Cells from thine medusa dedifferentiate, regressing from specialised cells to stem cells, then re-differentiate once again into relevant polyp cells. T’is the same flesh, the same tissue, merely a different order. Thine mesoglea, now stuffed up inside thee. Emerging once again as an immature medusa. A familiar form of a jellyfish. Well, many forms, many copies. Learn to like thine own company, it makes life much more enjoyable as one of a brood of clones.
Okay, technically this immortality is regeneration. Doctor Who is a Turritopsis dohrnii, you heard it here first. “Regeneration jellyfish” doesn’t sound as mystical, and Cnidaria are so often considered boring. We work with what we have. And what we have is Shakespeare and functional immortality. Public representation is important, so give half-truths whenever necessary, it makeththou more interesting and endears thee to the people. Scientific accuracy be damned.
So now, as an intriguing gelatinous blob, when things get bad, when thy environment sucks, thou can regress into polyphood be born anew and live again. Unless thou geteth eaten, no coming back from another organism’s digestive tract I’m afraid.
Do this right and scientist will sing your praises. Be mindful of this thing called time though, “time is a drug. Too much of it kills you.” Eventually.
Until next time wonderful reader. Have a nice day and have a great life.

For the curious
Cartwright, P. and Nawrocki, A. (2010). Character Evolution in Hydrozoa (phylum Cnidaria). Integrative and Comparative Biology, 50(3), pp.456-472. doi.org/10.1093/icb/icq089
Kubota, S. (2009) Turritopsis sp. (Hydrozoa, Anthomedusae) rejuvenated four times. Bulletin of the Biogeographical Society of Japan 64, 97–99).
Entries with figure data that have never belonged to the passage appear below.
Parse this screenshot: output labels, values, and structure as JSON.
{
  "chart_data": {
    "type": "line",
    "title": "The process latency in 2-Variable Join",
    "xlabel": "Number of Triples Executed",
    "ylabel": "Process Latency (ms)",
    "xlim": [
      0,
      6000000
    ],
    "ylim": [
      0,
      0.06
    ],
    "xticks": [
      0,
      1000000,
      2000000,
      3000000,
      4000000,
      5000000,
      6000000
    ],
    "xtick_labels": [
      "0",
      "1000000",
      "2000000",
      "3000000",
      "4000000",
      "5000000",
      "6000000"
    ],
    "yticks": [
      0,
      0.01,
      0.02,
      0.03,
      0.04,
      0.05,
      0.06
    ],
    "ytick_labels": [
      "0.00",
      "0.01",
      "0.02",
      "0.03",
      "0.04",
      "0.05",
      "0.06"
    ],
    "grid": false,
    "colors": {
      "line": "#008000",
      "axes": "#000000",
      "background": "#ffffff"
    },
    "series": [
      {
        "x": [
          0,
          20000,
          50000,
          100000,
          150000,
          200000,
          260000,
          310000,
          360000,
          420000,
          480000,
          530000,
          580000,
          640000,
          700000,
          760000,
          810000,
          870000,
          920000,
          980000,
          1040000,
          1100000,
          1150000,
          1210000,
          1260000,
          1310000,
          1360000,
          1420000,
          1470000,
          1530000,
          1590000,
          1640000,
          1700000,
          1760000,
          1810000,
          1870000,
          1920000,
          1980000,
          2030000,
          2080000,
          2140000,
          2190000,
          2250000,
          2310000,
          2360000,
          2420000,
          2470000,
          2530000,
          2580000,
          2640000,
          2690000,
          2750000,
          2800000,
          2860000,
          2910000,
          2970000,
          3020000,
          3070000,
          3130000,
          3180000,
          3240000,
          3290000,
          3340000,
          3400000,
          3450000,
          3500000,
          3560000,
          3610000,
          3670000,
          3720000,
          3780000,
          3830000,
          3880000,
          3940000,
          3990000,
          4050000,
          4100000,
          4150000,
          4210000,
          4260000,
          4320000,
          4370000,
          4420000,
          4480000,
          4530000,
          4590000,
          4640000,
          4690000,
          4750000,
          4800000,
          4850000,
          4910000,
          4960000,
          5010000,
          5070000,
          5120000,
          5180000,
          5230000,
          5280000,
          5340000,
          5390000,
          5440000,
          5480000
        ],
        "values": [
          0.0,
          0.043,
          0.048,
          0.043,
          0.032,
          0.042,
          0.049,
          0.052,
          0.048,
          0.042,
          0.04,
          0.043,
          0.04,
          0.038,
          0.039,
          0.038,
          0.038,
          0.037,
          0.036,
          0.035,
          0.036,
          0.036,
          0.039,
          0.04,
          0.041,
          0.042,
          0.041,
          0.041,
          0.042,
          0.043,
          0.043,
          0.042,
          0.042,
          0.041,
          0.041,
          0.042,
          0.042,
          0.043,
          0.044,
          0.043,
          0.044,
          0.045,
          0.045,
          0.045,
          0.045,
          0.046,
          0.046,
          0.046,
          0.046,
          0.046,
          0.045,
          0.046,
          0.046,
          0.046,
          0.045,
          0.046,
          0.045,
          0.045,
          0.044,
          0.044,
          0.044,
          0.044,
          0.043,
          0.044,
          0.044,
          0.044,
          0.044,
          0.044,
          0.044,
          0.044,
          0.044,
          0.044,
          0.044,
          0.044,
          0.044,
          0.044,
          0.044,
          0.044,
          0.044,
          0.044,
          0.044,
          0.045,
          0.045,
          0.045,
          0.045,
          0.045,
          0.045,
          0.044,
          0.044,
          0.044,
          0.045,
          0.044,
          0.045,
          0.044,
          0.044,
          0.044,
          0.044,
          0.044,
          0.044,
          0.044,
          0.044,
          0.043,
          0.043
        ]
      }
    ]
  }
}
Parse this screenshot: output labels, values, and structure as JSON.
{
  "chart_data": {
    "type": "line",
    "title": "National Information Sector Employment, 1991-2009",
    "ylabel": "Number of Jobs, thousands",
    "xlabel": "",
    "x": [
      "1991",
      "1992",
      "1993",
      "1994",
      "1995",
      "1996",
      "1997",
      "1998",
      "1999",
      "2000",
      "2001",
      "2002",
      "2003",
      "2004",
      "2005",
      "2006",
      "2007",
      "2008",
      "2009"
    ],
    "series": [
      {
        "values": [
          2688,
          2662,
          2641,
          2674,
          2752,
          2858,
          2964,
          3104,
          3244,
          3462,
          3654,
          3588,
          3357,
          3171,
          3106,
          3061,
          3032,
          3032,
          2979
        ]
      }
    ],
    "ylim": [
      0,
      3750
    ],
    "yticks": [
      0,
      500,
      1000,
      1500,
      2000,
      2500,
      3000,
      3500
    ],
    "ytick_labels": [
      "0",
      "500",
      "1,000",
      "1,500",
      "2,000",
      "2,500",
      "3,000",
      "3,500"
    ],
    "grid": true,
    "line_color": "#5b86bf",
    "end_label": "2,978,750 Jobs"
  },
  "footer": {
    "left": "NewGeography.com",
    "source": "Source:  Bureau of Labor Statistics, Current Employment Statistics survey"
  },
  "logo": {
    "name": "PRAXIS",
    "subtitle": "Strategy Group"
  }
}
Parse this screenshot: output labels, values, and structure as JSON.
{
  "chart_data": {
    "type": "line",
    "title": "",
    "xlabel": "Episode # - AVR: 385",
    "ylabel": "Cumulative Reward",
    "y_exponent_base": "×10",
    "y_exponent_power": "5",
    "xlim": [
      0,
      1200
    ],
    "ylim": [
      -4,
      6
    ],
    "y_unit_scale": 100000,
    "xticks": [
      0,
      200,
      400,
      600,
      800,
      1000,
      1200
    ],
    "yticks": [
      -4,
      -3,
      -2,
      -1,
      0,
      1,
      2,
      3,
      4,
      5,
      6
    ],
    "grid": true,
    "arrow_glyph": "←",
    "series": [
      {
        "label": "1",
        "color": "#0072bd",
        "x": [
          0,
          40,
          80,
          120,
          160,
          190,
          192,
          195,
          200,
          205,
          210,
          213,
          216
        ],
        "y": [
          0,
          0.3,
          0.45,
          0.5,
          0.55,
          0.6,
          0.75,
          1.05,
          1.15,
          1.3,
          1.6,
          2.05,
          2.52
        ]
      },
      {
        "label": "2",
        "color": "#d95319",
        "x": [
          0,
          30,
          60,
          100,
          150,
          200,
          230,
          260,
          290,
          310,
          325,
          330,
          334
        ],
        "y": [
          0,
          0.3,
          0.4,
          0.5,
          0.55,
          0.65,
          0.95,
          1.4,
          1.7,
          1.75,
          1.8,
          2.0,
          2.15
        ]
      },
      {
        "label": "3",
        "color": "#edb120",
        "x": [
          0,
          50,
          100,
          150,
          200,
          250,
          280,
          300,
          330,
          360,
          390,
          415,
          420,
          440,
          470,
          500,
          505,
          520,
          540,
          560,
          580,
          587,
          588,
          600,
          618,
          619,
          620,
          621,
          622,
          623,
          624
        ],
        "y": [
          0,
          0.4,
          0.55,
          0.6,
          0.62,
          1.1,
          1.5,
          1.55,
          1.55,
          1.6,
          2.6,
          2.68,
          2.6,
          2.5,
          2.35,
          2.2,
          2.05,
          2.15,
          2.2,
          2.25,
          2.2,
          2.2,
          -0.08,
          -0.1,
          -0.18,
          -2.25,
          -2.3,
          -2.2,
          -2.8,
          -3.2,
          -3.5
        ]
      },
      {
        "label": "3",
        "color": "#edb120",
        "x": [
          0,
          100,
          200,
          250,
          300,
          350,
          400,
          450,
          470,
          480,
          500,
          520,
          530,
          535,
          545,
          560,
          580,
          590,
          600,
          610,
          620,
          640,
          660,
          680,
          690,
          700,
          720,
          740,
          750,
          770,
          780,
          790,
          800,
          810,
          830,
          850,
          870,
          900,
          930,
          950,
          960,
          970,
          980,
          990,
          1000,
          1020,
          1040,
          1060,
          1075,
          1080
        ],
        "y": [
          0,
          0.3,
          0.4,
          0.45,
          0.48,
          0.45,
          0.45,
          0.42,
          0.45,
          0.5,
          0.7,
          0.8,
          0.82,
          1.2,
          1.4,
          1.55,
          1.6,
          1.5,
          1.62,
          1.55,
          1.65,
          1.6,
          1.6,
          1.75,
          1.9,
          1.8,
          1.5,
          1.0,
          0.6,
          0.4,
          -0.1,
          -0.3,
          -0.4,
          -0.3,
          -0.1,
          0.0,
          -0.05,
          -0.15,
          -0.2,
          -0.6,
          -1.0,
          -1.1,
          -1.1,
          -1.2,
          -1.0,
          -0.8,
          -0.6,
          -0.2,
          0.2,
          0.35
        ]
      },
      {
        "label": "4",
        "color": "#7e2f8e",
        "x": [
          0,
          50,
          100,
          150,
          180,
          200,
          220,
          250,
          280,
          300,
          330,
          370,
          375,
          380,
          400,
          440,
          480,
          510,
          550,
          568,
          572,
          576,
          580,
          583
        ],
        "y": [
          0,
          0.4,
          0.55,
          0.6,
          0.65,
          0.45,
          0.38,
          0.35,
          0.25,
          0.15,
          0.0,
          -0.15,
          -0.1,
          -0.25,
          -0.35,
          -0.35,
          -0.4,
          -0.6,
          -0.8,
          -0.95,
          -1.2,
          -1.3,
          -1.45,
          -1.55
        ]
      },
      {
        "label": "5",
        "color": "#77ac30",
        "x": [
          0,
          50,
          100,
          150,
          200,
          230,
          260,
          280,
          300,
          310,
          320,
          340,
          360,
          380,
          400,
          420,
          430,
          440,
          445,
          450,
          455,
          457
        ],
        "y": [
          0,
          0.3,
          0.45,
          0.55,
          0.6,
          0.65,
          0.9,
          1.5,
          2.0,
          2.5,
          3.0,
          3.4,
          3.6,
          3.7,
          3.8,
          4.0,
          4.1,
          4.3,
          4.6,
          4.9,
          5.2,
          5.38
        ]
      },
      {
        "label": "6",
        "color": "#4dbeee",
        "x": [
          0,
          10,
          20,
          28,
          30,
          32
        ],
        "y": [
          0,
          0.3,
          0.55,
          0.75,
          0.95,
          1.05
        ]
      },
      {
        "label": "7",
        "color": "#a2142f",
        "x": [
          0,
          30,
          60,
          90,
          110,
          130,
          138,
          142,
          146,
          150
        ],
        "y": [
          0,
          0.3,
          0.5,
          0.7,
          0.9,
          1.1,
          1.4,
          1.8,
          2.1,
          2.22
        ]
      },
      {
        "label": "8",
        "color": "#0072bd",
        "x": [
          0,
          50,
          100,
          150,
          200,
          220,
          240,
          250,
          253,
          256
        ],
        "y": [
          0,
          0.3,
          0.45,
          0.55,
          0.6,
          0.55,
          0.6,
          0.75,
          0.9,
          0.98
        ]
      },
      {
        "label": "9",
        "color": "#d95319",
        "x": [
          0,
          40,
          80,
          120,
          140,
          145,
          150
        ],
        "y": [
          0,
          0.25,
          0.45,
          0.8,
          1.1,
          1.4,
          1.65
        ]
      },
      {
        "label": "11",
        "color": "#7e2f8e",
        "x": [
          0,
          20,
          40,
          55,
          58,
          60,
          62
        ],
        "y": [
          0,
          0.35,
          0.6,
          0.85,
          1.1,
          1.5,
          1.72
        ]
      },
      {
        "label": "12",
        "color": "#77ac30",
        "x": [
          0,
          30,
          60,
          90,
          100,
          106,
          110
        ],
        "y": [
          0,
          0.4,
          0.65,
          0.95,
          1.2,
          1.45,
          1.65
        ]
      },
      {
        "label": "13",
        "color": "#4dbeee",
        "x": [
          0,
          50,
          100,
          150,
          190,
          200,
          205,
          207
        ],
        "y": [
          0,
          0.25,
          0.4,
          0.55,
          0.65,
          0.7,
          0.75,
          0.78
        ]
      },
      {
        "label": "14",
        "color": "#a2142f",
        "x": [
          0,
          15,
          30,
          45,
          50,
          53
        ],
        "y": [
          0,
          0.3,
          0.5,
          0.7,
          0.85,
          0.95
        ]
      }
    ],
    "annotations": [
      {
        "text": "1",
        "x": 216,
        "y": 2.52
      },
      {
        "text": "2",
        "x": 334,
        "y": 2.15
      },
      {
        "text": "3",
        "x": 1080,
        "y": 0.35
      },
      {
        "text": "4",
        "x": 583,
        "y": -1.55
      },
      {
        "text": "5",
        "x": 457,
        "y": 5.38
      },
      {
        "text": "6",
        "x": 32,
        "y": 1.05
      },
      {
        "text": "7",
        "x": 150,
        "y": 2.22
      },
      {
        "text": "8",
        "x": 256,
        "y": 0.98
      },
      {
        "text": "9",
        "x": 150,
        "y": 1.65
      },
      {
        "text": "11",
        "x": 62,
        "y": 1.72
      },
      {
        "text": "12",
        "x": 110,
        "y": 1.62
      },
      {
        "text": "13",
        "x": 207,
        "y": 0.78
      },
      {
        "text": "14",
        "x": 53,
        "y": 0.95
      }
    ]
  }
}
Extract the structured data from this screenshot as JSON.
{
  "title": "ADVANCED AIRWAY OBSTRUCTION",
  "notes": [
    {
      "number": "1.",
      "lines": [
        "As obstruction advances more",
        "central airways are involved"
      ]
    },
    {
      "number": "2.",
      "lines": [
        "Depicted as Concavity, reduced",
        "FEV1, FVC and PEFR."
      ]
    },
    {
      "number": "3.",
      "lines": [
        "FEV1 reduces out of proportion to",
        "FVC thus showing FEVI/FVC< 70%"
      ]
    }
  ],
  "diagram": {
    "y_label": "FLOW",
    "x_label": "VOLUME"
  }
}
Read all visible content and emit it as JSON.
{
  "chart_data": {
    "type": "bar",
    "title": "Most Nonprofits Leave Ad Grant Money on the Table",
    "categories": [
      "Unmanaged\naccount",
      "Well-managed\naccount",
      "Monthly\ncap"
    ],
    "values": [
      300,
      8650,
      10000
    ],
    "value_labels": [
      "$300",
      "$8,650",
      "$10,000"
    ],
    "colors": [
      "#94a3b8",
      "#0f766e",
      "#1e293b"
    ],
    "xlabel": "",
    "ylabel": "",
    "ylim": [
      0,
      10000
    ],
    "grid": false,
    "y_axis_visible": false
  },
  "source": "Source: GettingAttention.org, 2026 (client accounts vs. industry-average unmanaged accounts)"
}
L. Martell, S. Piraino, C. Gravili & F. Boero (2016) Life cycle, morphology and medusa ontogenesis of Turritopsis dohrnii (Cnidaria: Hydrozoa), Italian Journal of Zoology, 83:3, 390-399, DOI: 10.1080/11250003.2016.1203034
Piraino, S. et al. (2004) Reverse development in Cnidaria. Canadian Journal of Zoology 82(11), 1748–1754
Schmich, J., Kraus, Y., De Vito, D., Graziussi, D., Boero, F. and Piraino, S., 2003. Induction of reverse development in two marine Hydrozoans. International Journal of Developmental Biology, 51(1), pp.45-56. doi: 10.1387/ijdb.062152js
Schmid, V. et al. (1982) Transdifferentiation and regeneration in vitro. Developmental Biology 92(2), 476–488.